7 direitos previdenciários que pouca gente conhece depois de um acidente


Especialista explica quais garantias previstas pelo INSS podem ser asseguradas ao trabalhador após um acidente, mesmo quando ele acontece fora do ambiente de trabalho

Quando uma pessoa sofre um acidente, a primeira preocupação costuma ser a recuperação da saúde. Mas, dependendo da gravidade da lesão, também podem surgir dúvidas sobre afastamento do trabalho, renda e benefícios previdenciários. O que muitos brasileiros não sabem é que o INSS prevê uma série de direitos que vão além do auxílio por incapacidade temporária e que, em muitos casos, também se aplicam a acidentes ocorridos fora do ambiente de trabalho.
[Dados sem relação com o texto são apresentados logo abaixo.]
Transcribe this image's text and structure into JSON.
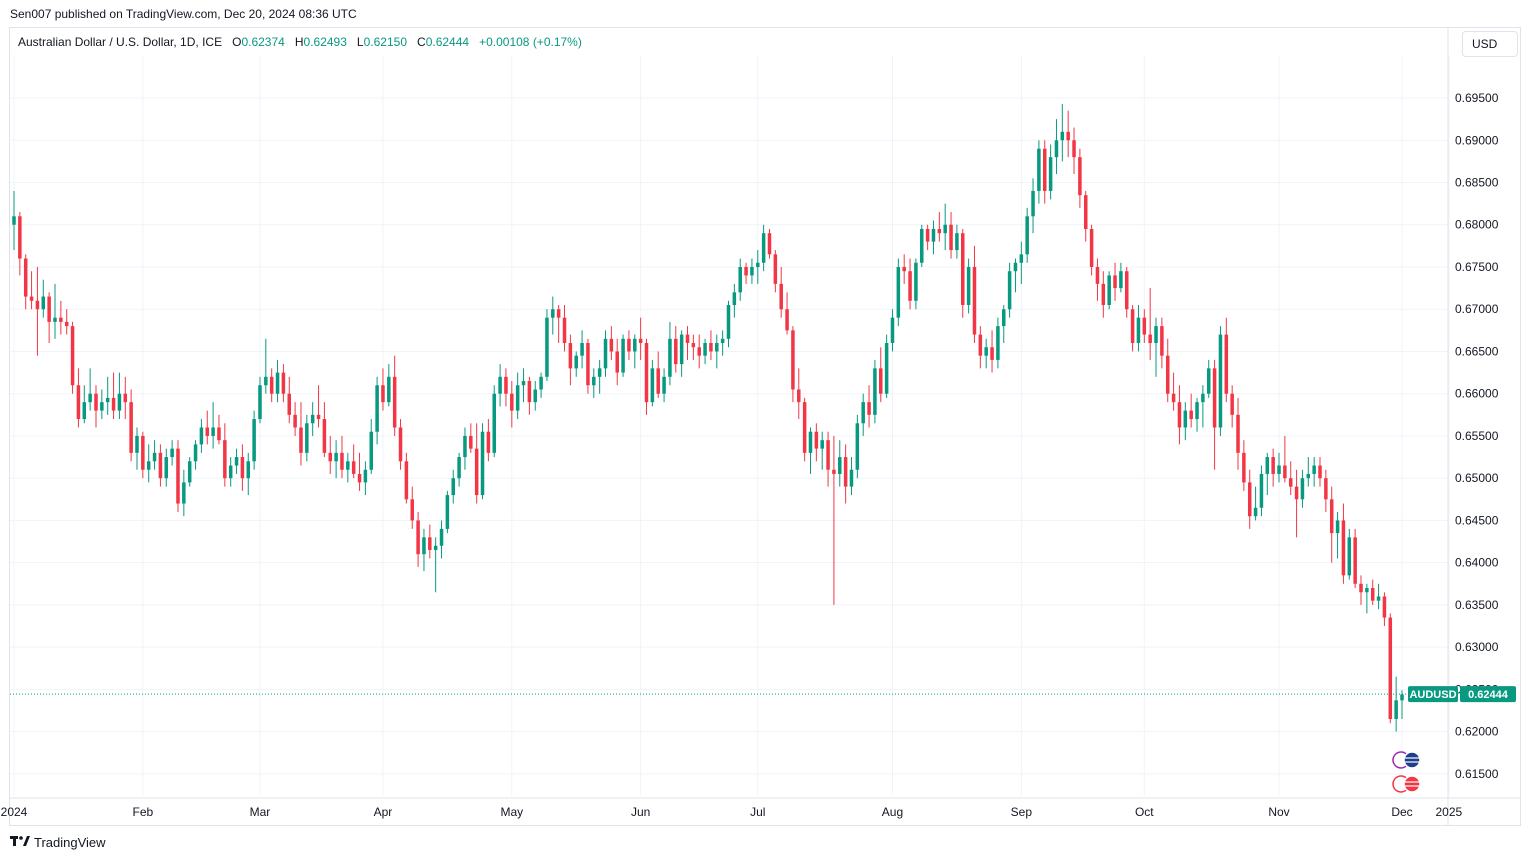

Para o advogado especialista em Direito Previdenciário David Mello, sócio-fundador do escritório Mello e Furtado Advocacia, o desconhecimento faz com que muitos trabalhadores deixem de requerer benefícios aos quais têm direito.

"Muitas pessoas acreditam que o INSS só oferece proteção quando o acidente acontece durante o expediente ou dentro da empresa. Na realidade, a Previdência Social protege diversas situações, desde que os requisitos previstos em lei sejam atendidos."

Confira sete direitos previdenciários que merecem atenção:

1. O auxílio por incapacidade temporária pode ser concedido mesmo em acidentes fora do trabalho

Acidentes domésticos, esportivos ou de trânsito também podem gerar direito ao benefício, desde que o segurado fique temporariamente incapaz para exercer sua atividade profissional.

"O que importa é a incapacidade para o trabalho, e não necessariamente o local onde o acidente ocorreu."

2. O auxílio-acidente pode ser pago mesmo após o retorno ao trabalho

Pouca gente sabe que esse benefício possui natureza indenizatória. Quando o trabalhador retorna às suas atividades, mas permanece com sequelas permanentes que reduzem sua capacidade laboral, pode ter direito ao auxílio-acidente.

"Muitas pessoas voltam a trabalhar normalmente e imaginam que perderam qualquer direito perante o INSS. Em determinadas situações, isso não acontece."

3. Nem toda sequela precisa impedir completamente o trabalho

O auxílio-acidente não exige incapacidade total. Basta que a sequela reduza, ainda que parcialmente, a capacidade para exercer a atividade que o segurado desempenhava.

"Uma limitação permanente, mesmo considerada leve, pode gerar direito ao benefício, dependendo da análise do caso."

4. A reabilitação profissional também é um direito do segurado

Quando o trabalhador perde a capacidade de exercer sua profissão habitual, mas ainda pode desempenhar outra atividade, o INSS pode oferecer um programa de reabilitação profissional para facilitar seu retorno ao mercado de trabalho.

"O objetivo da Previdência não é apenas conceder benefícios, mas também possibilitar que o segurado volte a exercer uma atividade compatível com sua nova condição de saúde, quando isso for possível."

5. O tempo de afastamento pode contar para a aposentadoria em determinadas situações

O período em que o segurado recebeu benefício por incapacidade pode ser computado para fins previdenciários quando houver retorno à atividade e continuidade das contribuições, conforme prevê a legislação e a jurisprudência aplicável.

"Muitas pessoas acreditam que o tempo de afastamento é simplesmente perdido, quando, em determinadas situações, ele pode ser considerado no histórico previdenciário."

6. Quem fica permanentemente incapaz pode ter direito à aposentadoria por incapacidade permanente

Quando a perícia médica concluir que o segurado não possui condições de retornar ao trabalho nem de ser reabilitado para outra atividade, poderá ser concedida a aposentadoria por incapacidade permanente, desde que preenchidos os requisitos legais.

"A análise leva em consideração a condição de saúde, a possibilidade de reabilitação e as características de cada segurado."

7. A negativa do INSS não significa que o direito acabou

Benefícios negados administrativamente ainda podem ser objeto de recurso ou de ação judicial, dependendo das circunstâncias.

"Nem toda decisão do INSS é definitiva. Existem casos em que a documentação médica demonstra uma realidade diferente daquela apontada na perícia administrativa, tornando possível discutir o direito pelas vias adequadas."

Informação faz diferença

Conhecer os direitos previdenciários é tão importante quanto buscar atendimento médico após um acidente.

"Cada situação possui particularidades e deve ser analisada individualmente. Muitas pessoas deixam de receber benefícios simplesmente porque desconhecem seus direitos ou acreditam que a negativa inicial do INSS encerra a discussão. Buscar orientação especializada pode evitar prejuízos financeiros justamente em um momento em que o trabalhador precisa de proteção."